Gibt es Unterschiede zwischen den Sprachregionen?
Es lassen sich tatsächlich deutliche Unterschiede zwischen den Sprachregionen erkennen, auch wenn sie zwischen Stadt und Land oft am grössten sind. Besonders auffallend ist, dass in einigen Westschweizer Kantonen mehr Zwischenformen wie altersgerechte Wohnungen mit Begleitung angeboten werden. Solche Lösungen werden immer beliebter. Sie ermöglichen den Seniorinnen und Senioren, in einer gewohnten Umgebung zu bleiben und gleichzeitig von Dienstleistungen zu profitieren. In der Deutschschweiz hingegen ist dieses Angebot eher begrenzt und das Wohnen im Pflegeheim ist dort verbreiteter. Die Inanspruchnahme der Spitex ist vor allem in der französisch- und italienischsprachigen Schweiz gut verankert. Dieser Gegensatz spiegelt auch strukturelle Unterschiede wider: Altersheime sind in der Westschweiz schrittweise verschwunden, während sie in der Deutschschweiz weiterbestehen. Die Seniorinnen und Senioren aus der französisch- und italienischsprachigen Schweiz berichten über einen engeren Kontakt zu ihren Nachbarinnen und Nachbarn als jene in der Deutschschweiz.

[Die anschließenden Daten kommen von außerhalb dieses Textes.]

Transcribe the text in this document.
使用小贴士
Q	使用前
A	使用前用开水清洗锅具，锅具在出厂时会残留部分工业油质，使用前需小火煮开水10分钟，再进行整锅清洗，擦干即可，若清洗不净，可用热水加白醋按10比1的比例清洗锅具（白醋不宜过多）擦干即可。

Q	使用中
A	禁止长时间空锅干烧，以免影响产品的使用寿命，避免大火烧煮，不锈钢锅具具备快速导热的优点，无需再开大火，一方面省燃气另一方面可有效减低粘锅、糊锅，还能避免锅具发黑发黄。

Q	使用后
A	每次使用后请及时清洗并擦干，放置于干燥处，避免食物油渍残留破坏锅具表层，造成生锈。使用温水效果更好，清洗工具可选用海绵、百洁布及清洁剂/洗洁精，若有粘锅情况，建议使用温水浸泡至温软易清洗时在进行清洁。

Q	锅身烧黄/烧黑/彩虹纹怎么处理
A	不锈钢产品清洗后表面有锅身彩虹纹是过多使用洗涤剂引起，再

«Es lassen sich deutliche Unterschiede zwischen den Sprachregionen erkennen.Besonders auffallend ist, dass in einigen Westschweizer Kantonen mehr Zwischenformen wie altersgerechte Wohnungen mit Begleitung angeboten werden. Solche Lösungen werden immer beliebter.» Valérie Hugentobler, Professorin an der Fachhochschule Westschweiz, Soziale Arbeit (HETSL HES-SO)
Warum haben Sie sich für das Thema Nachbarschaft entschieden?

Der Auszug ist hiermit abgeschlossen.